Aku tercekat. Aku malu pada diriku sendiri. Aku memiliki sepatu tujuh pasang dan kini ngotot agar Bunda membelikanku sepatu warna merah yang aku incar kemarin. Namun, Reni hanya memiliki sepasang sepatu dan itu pun sudah sobek di bagian depannya.
"Ayo, kita masuk dulu ke kelas. Nanti, kamu pulang bareng aku, ya. Di rumah ada sepatu yang dapat kamu pakai," ajakku seraya menggamit bahu Reni.
"Sungguh, Nandia? Terima kasih sebelumnya," teriak Reni sambil memelukku.

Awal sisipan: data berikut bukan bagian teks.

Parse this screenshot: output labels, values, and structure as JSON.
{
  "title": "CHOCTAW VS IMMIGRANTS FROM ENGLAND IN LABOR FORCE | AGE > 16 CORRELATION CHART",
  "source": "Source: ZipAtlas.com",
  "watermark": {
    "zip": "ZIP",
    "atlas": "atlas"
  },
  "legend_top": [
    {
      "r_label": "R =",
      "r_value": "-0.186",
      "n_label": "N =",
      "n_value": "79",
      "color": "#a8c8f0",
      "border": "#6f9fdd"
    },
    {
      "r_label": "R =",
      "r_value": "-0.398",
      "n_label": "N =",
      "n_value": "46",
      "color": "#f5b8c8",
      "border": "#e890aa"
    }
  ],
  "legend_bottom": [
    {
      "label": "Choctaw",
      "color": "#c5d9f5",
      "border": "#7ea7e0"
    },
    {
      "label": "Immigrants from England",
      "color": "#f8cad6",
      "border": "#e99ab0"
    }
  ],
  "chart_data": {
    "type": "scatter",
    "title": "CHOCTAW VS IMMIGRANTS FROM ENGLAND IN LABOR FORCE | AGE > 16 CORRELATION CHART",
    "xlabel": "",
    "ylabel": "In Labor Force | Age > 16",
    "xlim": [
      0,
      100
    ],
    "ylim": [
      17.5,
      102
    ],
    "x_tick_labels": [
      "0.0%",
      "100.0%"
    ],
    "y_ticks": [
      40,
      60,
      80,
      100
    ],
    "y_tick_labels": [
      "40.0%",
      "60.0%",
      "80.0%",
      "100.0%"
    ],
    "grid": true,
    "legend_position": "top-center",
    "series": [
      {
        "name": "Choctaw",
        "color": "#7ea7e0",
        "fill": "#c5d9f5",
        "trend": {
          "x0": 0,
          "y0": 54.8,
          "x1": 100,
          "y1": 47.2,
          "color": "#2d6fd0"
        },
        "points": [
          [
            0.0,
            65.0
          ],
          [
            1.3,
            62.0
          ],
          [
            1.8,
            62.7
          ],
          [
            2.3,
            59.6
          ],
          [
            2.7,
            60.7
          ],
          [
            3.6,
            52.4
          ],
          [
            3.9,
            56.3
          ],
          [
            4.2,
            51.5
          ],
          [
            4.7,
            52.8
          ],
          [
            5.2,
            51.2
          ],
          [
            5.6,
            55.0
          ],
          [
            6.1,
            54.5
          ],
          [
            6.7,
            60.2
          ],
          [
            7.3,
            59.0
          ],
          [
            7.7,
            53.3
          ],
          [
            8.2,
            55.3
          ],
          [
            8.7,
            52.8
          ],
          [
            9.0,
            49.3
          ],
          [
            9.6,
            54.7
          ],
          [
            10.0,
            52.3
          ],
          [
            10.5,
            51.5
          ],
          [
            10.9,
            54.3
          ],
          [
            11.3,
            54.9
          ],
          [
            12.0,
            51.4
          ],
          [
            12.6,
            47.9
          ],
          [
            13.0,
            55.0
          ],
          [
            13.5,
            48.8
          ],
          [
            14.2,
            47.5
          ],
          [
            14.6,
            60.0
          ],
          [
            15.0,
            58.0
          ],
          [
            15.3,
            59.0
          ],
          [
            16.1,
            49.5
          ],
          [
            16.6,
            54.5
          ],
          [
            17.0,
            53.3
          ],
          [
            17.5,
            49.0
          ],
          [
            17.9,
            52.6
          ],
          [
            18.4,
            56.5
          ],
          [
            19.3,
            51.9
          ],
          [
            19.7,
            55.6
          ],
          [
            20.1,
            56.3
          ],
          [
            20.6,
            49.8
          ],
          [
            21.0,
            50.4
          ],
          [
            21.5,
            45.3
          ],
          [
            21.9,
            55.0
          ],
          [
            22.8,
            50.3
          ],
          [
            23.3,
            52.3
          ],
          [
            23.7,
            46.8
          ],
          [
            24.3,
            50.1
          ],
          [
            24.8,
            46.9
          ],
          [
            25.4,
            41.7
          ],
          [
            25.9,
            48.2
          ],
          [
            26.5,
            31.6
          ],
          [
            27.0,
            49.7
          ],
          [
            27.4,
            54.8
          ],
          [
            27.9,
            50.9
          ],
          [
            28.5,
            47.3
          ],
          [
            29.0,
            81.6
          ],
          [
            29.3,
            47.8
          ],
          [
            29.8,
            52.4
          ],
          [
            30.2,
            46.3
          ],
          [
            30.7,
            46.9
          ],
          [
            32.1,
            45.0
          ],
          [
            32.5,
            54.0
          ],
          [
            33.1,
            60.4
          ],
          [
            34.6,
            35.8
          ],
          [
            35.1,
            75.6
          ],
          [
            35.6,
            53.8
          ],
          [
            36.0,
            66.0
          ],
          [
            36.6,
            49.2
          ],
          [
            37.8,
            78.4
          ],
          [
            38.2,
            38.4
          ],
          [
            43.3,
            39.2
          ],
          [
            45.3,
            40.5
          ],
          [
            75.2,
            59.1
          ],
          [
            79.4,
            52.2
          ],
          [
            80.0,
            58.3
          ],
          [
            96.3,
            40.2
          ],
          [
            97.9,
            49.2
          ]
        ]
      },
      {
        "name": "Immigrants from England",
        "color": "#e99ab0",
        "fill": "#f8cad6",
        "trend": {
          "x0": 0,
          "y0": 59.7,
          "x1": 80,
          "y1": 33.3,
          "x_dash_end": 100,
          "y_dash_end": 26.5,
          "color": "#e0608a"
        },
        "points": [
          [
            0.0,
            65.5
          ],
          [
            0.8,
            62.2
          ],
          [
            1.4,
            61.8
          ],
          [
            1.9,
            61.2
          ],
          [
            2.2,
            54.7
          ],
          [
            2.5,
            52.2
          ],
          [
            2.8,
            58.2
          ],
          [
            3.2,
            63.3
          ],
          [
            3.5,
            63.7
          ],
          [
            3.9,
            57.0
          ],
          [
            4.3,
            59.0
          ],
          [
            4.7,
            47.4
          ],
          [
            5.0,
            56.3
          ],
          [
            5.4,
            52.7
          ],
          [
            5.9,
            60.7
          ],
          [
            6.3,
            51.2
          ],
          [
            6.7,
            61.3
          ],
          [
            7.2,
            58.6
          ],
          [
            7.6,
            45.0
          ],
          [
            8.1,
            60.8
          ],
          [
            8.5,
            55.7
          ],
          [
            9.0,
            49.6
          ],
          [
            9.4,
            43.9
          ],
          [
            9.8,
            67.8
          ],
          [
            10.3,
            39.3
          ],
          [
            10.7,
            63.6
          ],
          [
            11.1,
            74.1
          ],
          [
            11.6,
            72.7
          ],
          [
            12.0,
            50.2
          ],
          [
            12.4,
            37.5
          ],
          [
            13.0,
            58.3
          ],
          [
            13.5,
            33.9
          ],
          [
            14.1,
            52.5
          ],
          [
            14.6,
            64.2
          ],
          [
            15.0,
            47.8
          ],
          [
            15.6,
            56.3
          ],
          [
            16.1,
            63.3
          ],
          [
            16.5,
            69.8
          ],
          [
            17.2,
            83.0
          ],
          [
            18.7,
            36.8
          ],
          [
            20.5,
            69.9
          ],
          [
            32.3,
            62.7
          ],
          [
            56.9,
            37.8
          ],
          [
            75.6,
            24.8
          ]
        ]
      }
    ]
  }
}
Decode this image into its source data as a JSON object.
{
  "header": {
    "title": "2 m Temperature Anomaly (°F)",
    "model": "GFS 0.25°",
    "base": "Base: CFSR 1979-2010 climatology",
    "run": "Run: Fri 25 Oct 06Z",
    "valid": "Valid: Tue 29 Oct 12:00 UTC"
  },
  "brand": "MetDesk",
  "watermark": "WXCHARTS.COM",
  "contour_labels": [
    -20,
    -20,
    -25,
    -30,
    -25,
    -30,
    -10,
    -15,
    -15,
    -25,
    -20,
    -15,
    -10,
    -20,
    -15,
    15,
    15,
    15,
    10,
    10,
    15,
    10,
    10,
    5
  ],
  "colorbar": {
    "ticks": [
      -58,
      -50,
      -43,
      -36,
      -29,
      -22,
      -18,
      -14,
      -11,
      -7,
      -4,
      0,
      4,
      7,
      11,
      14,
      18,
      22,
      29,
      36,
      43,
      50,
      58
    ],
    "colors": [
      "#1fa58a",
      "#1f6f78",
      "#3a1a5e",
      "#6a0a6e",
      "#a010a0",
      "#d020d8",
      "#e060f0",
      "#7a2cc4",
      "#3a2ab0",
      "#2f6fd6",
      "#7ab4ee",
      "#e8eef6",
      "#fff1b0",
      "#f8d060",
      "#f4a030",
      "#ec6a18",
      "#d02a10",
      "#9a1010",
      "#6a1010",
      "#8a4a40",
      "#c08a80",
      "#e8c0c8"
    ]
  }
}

Kami masuk kelas dengan senyum bahagia. Aku terharu melihat senyum Reni.
Sesuatu menyelinap dalam hatiku. Rasa penyesalan muncul karena sikapku keras kepala selama ini. Aku merasa Bunda tidak sayang kepadaku gegara keinginanku tidak dituruti. Sementara Reni, sahabatku sendiri mengalami kesulitan hidup.
Sepulang sekolah aku mengajak Reni ke rumah. Saat tiba di rumah, Bunda sudah pulang dari kantor.
"Assalamualaikum, Bunda," sapaku sambil tersenyum. Reni juga memberikan salam dan mencium tangan Bunda sambil tersenyum.
"Waalaikummussalam. Anak Bunda sudah tidak ngambek lagi, nih?" tanya Bunda seraya mencubit pipiku.
"Maafkan, Nandia ya, Bun. Pasti Bunda kesal menghadapi sikapku. Aku janji tidak akan merajuk lagi," ucapku sambil memeluk Bunda. Tanpa terasa air mataku menetes perlahan saat Bunda memelukku. Kasih sayang Bunda selama ini sangat besar untuk kami anak-anaknya.
"O ya, Bunda, aku minta izin. Aku ingin memberikan salah satu sepatuku untuk Reni. Kasihan Reni, sepatunya sudah rusak." Aku memandang Bunda penuh harap.